I think my body collapsed; my legs gave way under me and we went flowing back onto the bed. I say flowing because by that time I felt more like the consistency of mercury than I did of something supported by bone. He went with me, falling down on top of me, his mouth fastened onto mine, his heavy body moving on top of me.
I had felt lust many times in my life. There were many men who’d inspired me to…well, to do things in bed that are no one’s business but my own, but they were nothing compared to this man. Desire such as I’d never known existed flooded me, filled me so there was no room for thoughts or other feelings. I was just aware of him and nothing else.
I had to have him. I wanted him as close to me as nature could achieve, and at that moment I thought that sex was not exactly what I wanted from this man. I wanted all of this man inside me; I wanted all of me inside him.
There are no words to describe what I felt for him. Maybe he felt the same about me because he was kissing my neck as though he’d die if he didn’t kiss me. I leaned my head back and the only word I fully understood was, yes. Yes, whatever he wanted. Yes, whatever I could give him or do for him. Yes to anything and everything.
His hand was on my breast; my hands were on his back, his chest, in his hair, everywhere that I could reach of him. Never in my life had I wanted anything as much as I wanted this man.
But it was then that I put my hand between his legs, and there I felt nothing. Oh, he had all the correct equipment all right, but, at the moment, it wasn’t working. At least it wasn’t working at the touch of me.

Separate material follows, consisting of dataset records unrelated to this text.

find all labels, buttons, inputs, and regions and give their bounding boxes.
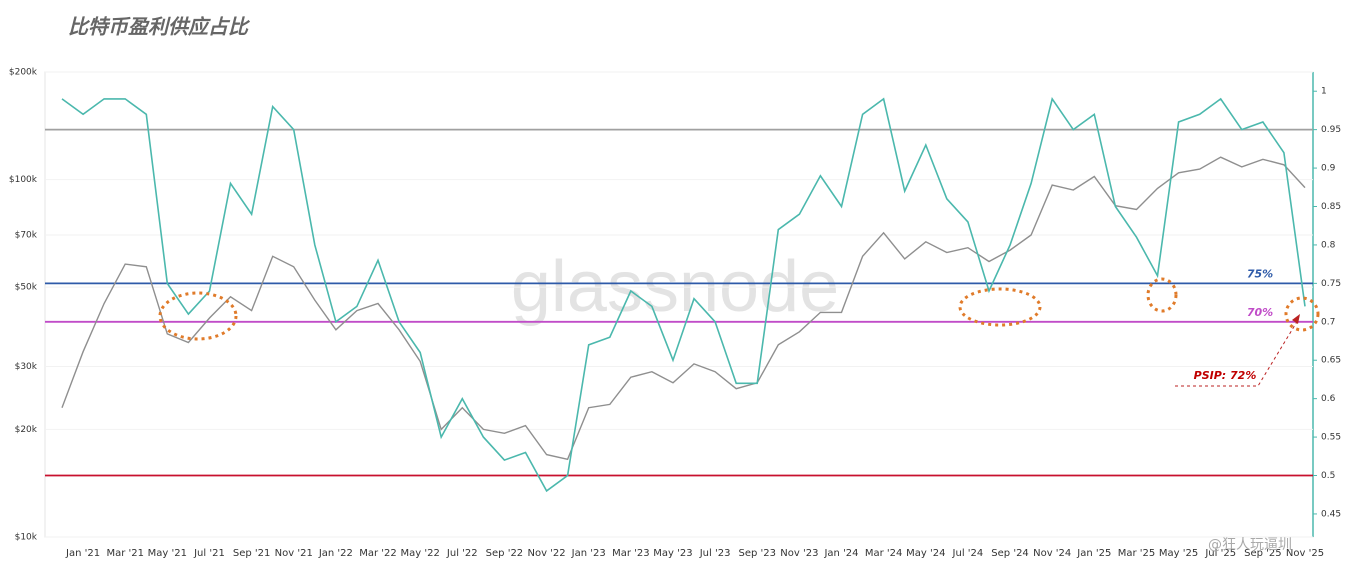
y2-tick-label: 0.85 [1321, 202, 1341, 212]
arrow-head [1292, 314, 1300, 324]
plot: $10k $20k $30k $50k $70k $100k $200k 0.45 0.5 0.5… [9, 68, 1341, 560]
watermark: @狂人玩逼圳 [1208, 537, 1292, 553]
series-line [61, 96, 1306, 493]
x-tick-label: May '22 [400, 548, 439, 559]
x-tick-label: Sep '22 [486, 548, 524, 559]
x-tick-label: May '24 [906, 548, 945, 559]
x-tick-label: Jul '21 [193, 548, 225, 559]
x-tick-label: May '21 [148, 548, 187, 559]
y2-tick-label: 0.45 [1321, 509, 1341, 519]
x-tick-label: Mar '22 [359, 548, 397, 559]
y2-tick-label: 0.55 [1321, 433, 1341, 443]
series-line [61, 156, 1306, 461]
y-tick-label: $10k [15, 533, 38, 543]
y2-tick-label: 0.8 [1321, 240, 1336, 250]
y2-tick-label: 1 [1321, 87, 1327, 97]
x-tick-label: Mar '21 [106, 548, 144, 559]
x-tick-label: May '23 [653, 548, 692, 559]
x-tick-label: Sep '21 [233, 548, 271, 559]
annotation-arrow [1175, 319, 1299, 387]
x-tick-label: Sep '24 [991, 548, 1029, 559]
y2-tick-label: 0.5 [1321, 471, 1335, 481]
chart-title: 比特币盈利供应占比 [68, 15, 251, 39]
x-tick-label: Jan '21 [65, 548, 100, 559]
y2-tick-label: 0.75 [1321, 279, 1341, 289]
x-tick-label: Jan '22 [318, 548, 353, 559]
x-tick-label: Nov '22 [527, 548, 565, 559]
highlight-circle [1284, 296, 1320, 332]
y-tick-label: $20k [15, 425, 38, 435]
y-tick-label: $70k [15, 230, 38, 240]
y-tick-label: $100k [9, 175, 38, 185]
y2-tick-label: 0.65 [1321, 356, 1341, 366]
y-tick-label: $30k [15, 362, 38, 372]
x-tick-label: Nov '23 [780, 548, 818, 559]
x-tick-label: Jul '24 [952, 548, 984, 559]
highlight-circle [158, 291, 238, 341]
x-tick-label: May '25 [1159, 548, 1198, 559]
reference-label: 75% [1247, 267, 1273, 280]
x-tick-label: Sep '23 [738, 548, 776, 559]
annotation: PSIP: 72% [1194, 369, 1257, 382]
x-tick-label: Jan '24 [823, 548, 858, 559]
y2-tick-label: 0.9 [1321, 164, 1336, 174]
x-tick-label: Mar '23 [612, 548, 650, 559]
y2-tick-label: 0.95 [1321, 125, 1341, 135]
y2-tick-label: 0.7 [1321, 317, 1335, 327]
x-tick-label: Mar '25 [1118, 548, 1156, 559]
x-tick-label: Jul '25 [1204, 548, 1236, 559]
x-tick-label: Nov '24 [1033, 548, 1071, 559]
highlight-circle [958, 287, 1042, 327]
y-tick-label: $50k [15, 283, 38, 293]
y-tick-label: $200k [9, 68, 38, 78]
y2-tick-label: 0.6 [1321, 394, 1336, 404]
x-tick-label: Jul '22 [446, 548, 478, 559]
x-tick-label: Mar '24 [865, 548, 903, 559]
highlight-circles [158, 277, 1320, 341]
x-tick-label: Nov '25 [1286, 548, 1324, 559]
x-tick-label: Sep '25 [1244, 548, 1282, 559]
highlight-circle [1146, 277, 1178, 313]
reference-label: 70% [1247, 306, 1273, 319]
x-tick-label: Nov '21 [275, 548, 313, 559]
x-tick-label: Jan '25 [1076, 548, 1111, 559]
x-tick-label: Jan '23 [571, 548, 606, 559]
x-tick-label: Jul '23 [699, 548, 731, 559]
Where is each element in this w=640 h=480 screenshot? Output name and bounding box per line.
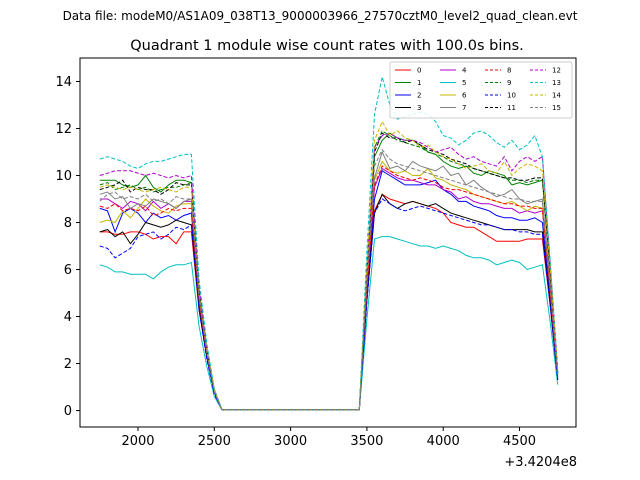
x-tick-label: 2000 [121, 434, 154, 449]
chart-title: Quadrant 1 module wise count rates with … [130, 38, 524, 54]
series-line-5 [99, 236, 559, 411]
x-tick-label: 4000 [427, 434, 460, 449]
legend-label-7: 7 [462, 104, 466, 112]
legend-label-0: 0 [417, 67, 421, 75]
legend-label-15: 15 [552, 104, 561, 112]
legend-label-12: 12 [552, 67, 561, 75]
series-line-7 [99, 150, 559, 411]
y-tick-label: 0 [64, 404, 72, 419]
legend-label-14: 14 [552, 92, 561, 100]
series-line-15 [99, 148, 559, 411]
x-tick-label: 3000 [274, 434, 307, 449]
legend-label-10: 10 [507, 92, 516, 100]
y-tick-label: 2 [64, 357, 72, 372]
series-line-1 [99, 132, 559, 411]
legend-label-6: 6 [462, 92, 467, 100]
y-tick-label: 6 [64, 263, 72, 278]
x-offset-label: +3.4204e8 [504, 455, 577, 470]
series-line-3 [99, 193, 559, 411]
series-line-13 [99, 76, 559, 411]
series-line-9 [99, 130, 559, 411]
y-tick-label: 4 [64, 310, 72, 325]
x-tick-label: 2500 [198, 434, 231, 449]
legend-label-11: 11 [507, 104, 516, 112]
series-line-8 [99, 165, 559, 411]
y-tick-label: 8 [64, 216, 72, 231]
series-line-0 [99, 193, 559, 411]
series-line-11 [99, 132, 559, 411]
series-group [99, 76, 559, 411]
legend-label-8: 8 [507, 67, 511, 75]
legend-label-2: 2 [417, 92, 421, 100]
series-line-4 [99, 167, 559, 411]
y-tick-label: 10 [55, 169, 72, 184]
x-tick-label: 4500 [503, 434, 536, 449]
legend-label-9: 9 [507, 79, 511, 87]
legend-box [389, 61, 573, 119]
series-line-12 [99, 132, 559, 411]
x-tick-label: 3500 [350, 434, 383, 449]
series-line-2 [99, 170, 559, 411]
y-tick-label: 12 [55, 122, 72, 137]
legend-label-4: 4 [462, 67, 467, 75]
series-line-10 [99, 198, 559, 411]
y-tick-label: 14 [55, 75, 72, 90]
legend-label-5: 5 [462, 79, 466, 87]
legend-label-3: 3 [417, 104, 421, 112]
chart-suptitle: Data file: modeM0/AS1A09_038T13_90000039… [63, 9, 578, 23]
plot-frame [79, 57, 577, 428]
legend-label-13: 13 [552, 79, 561, 87]
legend-label-1: 1 [417, 79, 421, 87]
series-line-14 [99, 120, 559, 411]
plot-area: 2000 2500 3000 3500 4000 45000246810121401234… [55, 57, 577, 449]
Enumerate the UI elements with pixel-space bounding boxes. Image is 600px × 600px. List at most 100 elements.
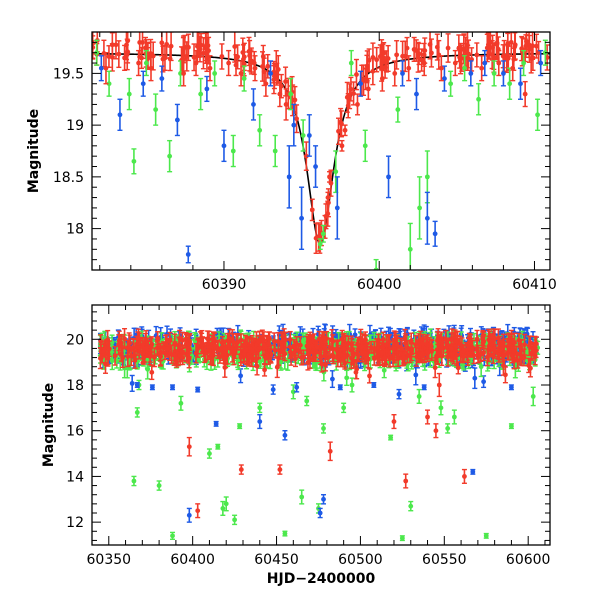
bottom-point-blue	[134, 382, 140, 388]
bottom-band-point-red	[238, 333, 244, 348]
top-point-red	[226, 49, 232, 77]
bottom-band-point-red	[409, 343, 415, 358]
bottom-band-point-red	[350, 347, 356, 365]
bottom-point-green	[257, 402, 263, 414]
bottom-point-green	[220, 500, 226, 516]
top-point-red	[354, 93, 360, 116]
top-point-red	[438, 55, 444, 82]
bottom-y-axis-label: Magnitude	[41, 383, 57, 467]
bottom-band-point-red	[322, 358, 328, 372]
bottom-band-point-red	[174, 349, 180, 368]
top-point-blue	[299, 186, 305, 251]
top-point-blue	[185, 245, 191, 264]
bottom-point-red	[238, 464, 244, 475]
bottom-band-point-red	[330, 334, 336, 349]
top-point-blue	[291, 103, 297, 147]
bottom-point-green	[388, 434, 394, 441]
bottom-band-point-blue	[329, 370, 335, 389]
bottom-band-point-red	[314, 339, 320, 355]
top-point-red-band	[184, 41, 190, 72]
bottom-band-point-red	[143, 337, 149, 358]
top-x-tick-label: 60390	[202, 277, 247, 293]
bottom-band-point-red	[158, 342, 164, 362]
bottom-band-point-red	[382, 349, 388, 368]
bottom-band-point-red	[354, 344, 360, 362]
top-point-red-band	[434, 33, 440, 61]
bottom-band-point-red	[509, 348, 515, 364]
top-point-red-band	[445, 33, 451, 63]
top-point-red	[452, 49, 458, 77]
bottom-band-point-red	[229, 329, 235, 350]
bottom-band-point-red	[126, 332, 132, 354]
bottom-band-point-red	[292, 349, 298, 368]
top-y-tick-label: 18	[66, 222, 84, 238]
bottom-band-point-red	[318, 334, 324, 356]
bottom-band-point-red	[527, 335, 533, 350]
bottom-band-point-red	[390, 341, 396, 356]
top-point-red-band	[116, 40, 122, 69]
bottom-band-point-red	[264, 346, 270, 361]
top-point-green	[320, 224, 326, 243]
bottom-point-red	[327, 441, 333, 462]
top-point-red-band	[370, 42, 376, 73]
bottom-band-point-red	[455, 361, 461, 375]
bottom-point-blue	[470, 468, 476, 475]
top-point-red-band	[137, 32, 143, 58]
top-point-red-band	[383, 50, 389, 73]
top-point-blue	[250, 88, 256, 121]
bottom-point-blue	[371, 382, 377, 388]
top-point-red-band	[347, 83, 353, 110]
bottom-band-point-green	[109, 351, 115, 371]
bottom-band-point-red	[432, 357, 438, 379]
bottom-point-green	[223, 496, 229, 512]
bottom-point-green	[304, 395, 310, 407]
bottom-band-point-blue	[472, 367, 478, 390]
bottom-band-point-red	[112, 345, 118, 366]
bottom-band-point-red	[467, 333, 473, 355]
top-point-red-band	[523, 32, 529, 53]
bottom-band-point-red	[496, 346, 502, 363]
top-point-green	[126, 77, 132, 111]
bottom-band-point-red	[274, 356, 280, 379]
bottom-x-tick-label: 60350	[87, 552, 132, 568]
top-point-red-band	[411, 36, 417, 62]
bottom-band-point-red	[506, 332, 512, 348]
top-point-red-band	[248, 49, 254, 73]
bottom-band-point-red	[329, 348, 335, 363]
bottom-point-red	[391, 414, 397, 430]
top-point-red-band	[294, 104, 300, 134]
top-point-red	[148, 55, 154, 82]
bottom-point-blue	[257, 414, 263, 430]
top-point-red	[496, 49, 502, 77]
bottom-band-point-red	[238, 348, 244, 367]
bottom-band-point-red	[358, 338, 364, 356]
bottom-point-red	[277, 464, 283, 475]
bottom-x-tick-label: 60450	[254, 552, 299, 568]
bottom-band-point-red	[531, 344, 537, 360]
bottom-band-point-red	[413, 335, 419, 355]
top-point-red	[406, 55, 412, 82]
top-ticks: 60390 60400 60410 18 18.5 19 19.5	[53, 31, 557, 293]
top-point-green	[462, 55, 468, 82]
bottom-band-point-blue	[129, 374, 135, 392]
top-point-red-band	[526, 34, 532, 63]
bottom-y-tick-label: 20	[66, 332, 84, 348]
bottom-point-green	[341, 402, 347, 414]
bottom-y-tick-label: 14	[66, 469, 84, 485]
top-point-red	[136, 49, 142, 77]
bottom-band-point-red	[160, 341, 166, 355]
bottom-band-point-red	[256, 335, 262, 349]
top-point-red	[379, 65, 385, 92]
top-point-blue	[313, 145, 319, 188]
bottom-band-point-red	[261, 331, 267, 350]
bottom-band-point-red	[207, 347, 213, 366]
bottom-point-green	[134, 407, 140, 418]
top-point-green	[230, 134, 236, 168]
bottom-point-green	[349, 377, 355, 393]
top-point-red-band	[415, 41, 421, 73]
top-point-red	[510, 55, 516, 82]
top-point-red	[327, 170, 333, 183]
top-point-red	[122, 44, 128, 71]
top-point-red-band	[168, 32, 174, 62]
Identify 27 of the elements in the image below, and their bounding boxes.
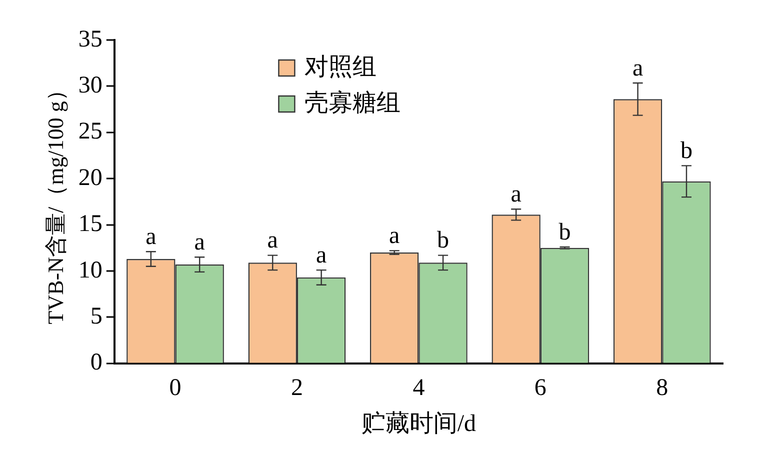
- x-tick-label: 8: [656, 375, 668, 402]
- data-label: a: [146, 224, 157, 250]
- x-tick-label: 2: [290, 375, 303, 402]
- data-label: b: [437, 228, 450, 254]
- data-label: b: [680, 138, 692, 164]
- y-tick-label: 0: [90, 350, 102, 376]
- y-tick-label: 5: [90, 303, 102, 330]
- x-tick-label: 4: [412, 375, 425, 402]
- x-tick-label: 6: [534, 375, 546, 402]
- data-label: a: [194, 229, 206, 256]
- x-tick-label: 0: [169, 375, 182, 402]
- data-label: a: [267, 228, 278, 254]
- data-label: a: [510, 181, 522, 208]
- y-tick-label: 25: [78, 118, 102, 145]
- data-label: a: [316, 242, 327, 268]
- y-tick-label: 35: [78, 26, 102, 52]
- y-axis-title: TVB-N含量/（mg/100 g）: [42, 79, 68, 324]
- data-label: a: [632, 55, 644, 82]
- x-axis-title: 贮藏时间/d: [361, 410, 476, 437]
- legend-label: 对照组: [304, 54, 377, 80]
- y-tick-label: 20: [78, 164, 102, 191]
- y-tick-label: 15: [78, 211, 102, 238]
- legend-label: 壳寡糖组: [304, 89, 401, 116]
- data-label: a: [389, 222, 400, 249]
- data-label: b: [558, 219, 571, 246]
- y-tick-label: 10: [78, 257, 102, 284]
- y-tick-label: 30: [78, 72, 102, 98]
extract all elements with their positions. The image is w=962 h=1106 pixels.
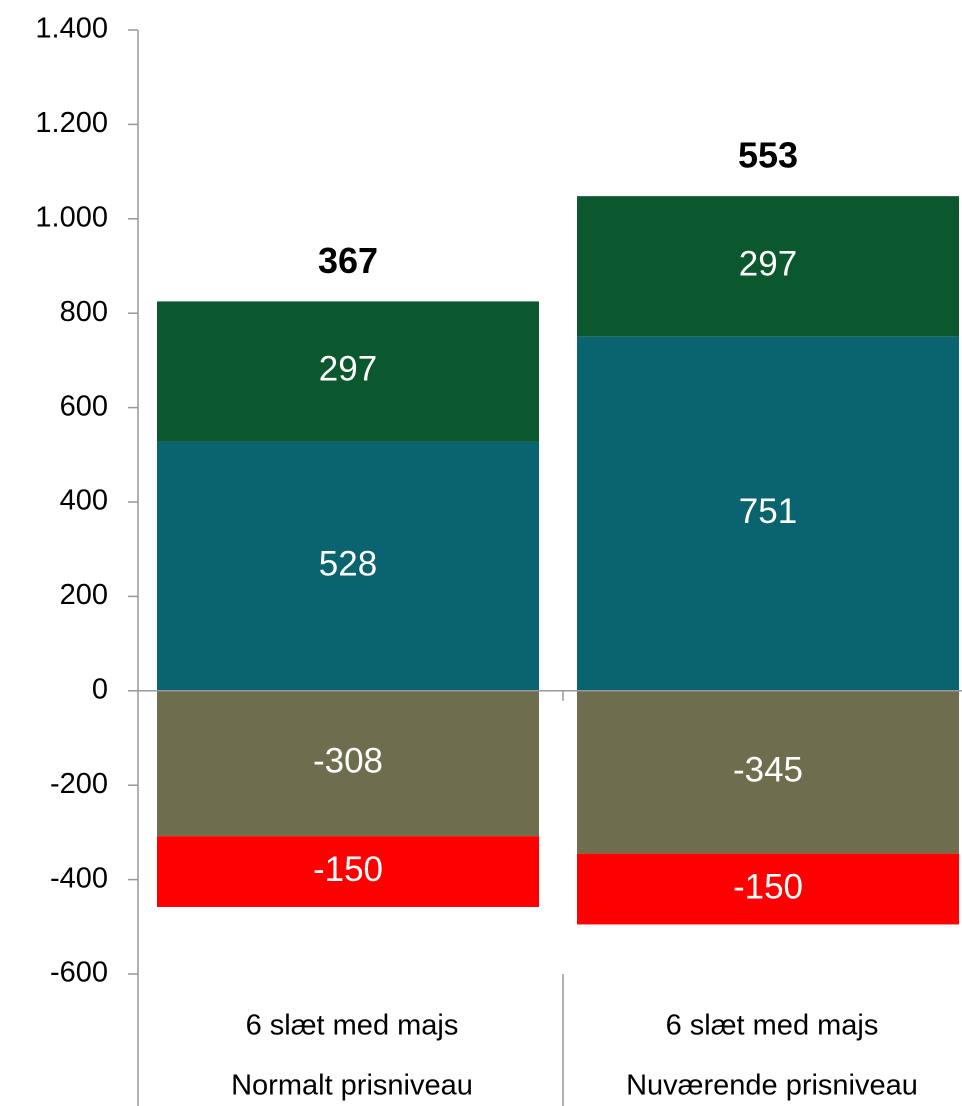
y-tick-label: 600 — [60, 390, 108, 422]
segment-label: 297 — [739, 244, 797, 283]
segment-label: -345 — [733, 750, 803, 789]
y-tick-label: 400 — [60, 485, 108, 517]
x-tick-label: Normalt prisniveau — [231, 1070, 473, 1102]
y-tick-label: 1.400 — [35, 13, 108, 45]
segment-label: -150 — [733, 867, 803, 906]
y-tick-label: 800 — [60, 296, 108, 328]
bar-segment — [577, 196, 959, 337]
y-tick-label: -200 — [50, 768, 108, 800]
bar-segment — [577, 336, 959, 691]
bar-segment — [157, 836, 539, 907]
y-tick-label: -600 — [50, 957, 108, 989]
segment-label: -150 — [313, 850, 383, 889]
y-tick-label: 200 — [60, 579, 108, 611]
x-tick-label: Nuværende prisniveau — [626, 1070, 918, 1102]
x-tick-label: 6 slæt med majs — [666, 1010, 879, 1042]
segment-label: 751 — [739, 492, 797, 531]
total-label: 367 — [318, 240, 378, 281]
total-label: 553 — [738, 135, 798, 176]
bar-segment — [577, 690, 959, 854]
bar-segment — [157, 690, 539, 837]
x-tick-label: 6 slæt med majs — [246, 1010, 459, 1042]
segment-label: 297 — [319, 350, 377, 389]
bar-segment — [577, 853, 959, 925]
bar-segment — [157, 441, 539, 691]
y-tick-label: 1.000 — [35, 201, 108, 233]
y-tick-label: 1.200 — [35, 107, 108, 139]
y-tick-label: 0 — [92, 673, 108, 705]
bar-segment — [157, 301, 539, 442]
segment-label: -308 — [313, 742, 383, 781]
y-tick-label: -400 — [50, 862, 108, 894]
segment-label: 528 — [319, 544, 377, 583]
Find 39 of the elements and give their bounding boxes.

The instant I touched him, he rolled away from me and put his hand over his eyes so I couldn’t see the anguish in them. My body was vibrating all over and I felt bereft at the absence of him. Maybe I should have cared about him, but all I could think about was me.
“Is it just me?” I whispered. “Only with me?”
“Yes.” The word came from somewhere deep inside him and I knew that admission caused him pain.
Turning my head, I looked at him, and even with what I had felt, I couldn’t make myself believe that he “couldn’t” or that we should stop. I wanted to touch him. Actually, I wanted to remove his clothes with my teeth and lick all the color off him.
“Tavey,” I said and rolled toward him, placing my mouth on his chest where his shirt had come unfastened. Under my lips I could feel his heart beating; I could feel his warm, dark skin; I could feel—
He pushed me away, then looked at me with mocking eyes. “Can you not see that I do not want you? I have never wanted you. You are undesirable to me.”
I have mentioned that I have a lot of pride, and at those words my pride was hurt, but it did not rear up and protect me. I was quivering with how much I wanted him. My body felt as hot as though I were running a fever, yet no matter that he was saying horrible things to me, had he held out his hand
for me, I would have taken it.
“We can try,” I said, my body longing for his as I lifted my hand toward him. “Perhaps we can—”
He got off the bed, then stood over me, his eyes laughing, ridiculing me. “Catherine, I married you for your money and I have used that money to put a roof on my house and horses in my stable. Now I should like to put sons in the nursery and I will never get them from you. I will speak to my attorneys tomorrow and begin to dissolve this farce of a marriage.”
He gave me one last look of contempt. “And do not try such as this again. It will not work. Such behavior only debases you.”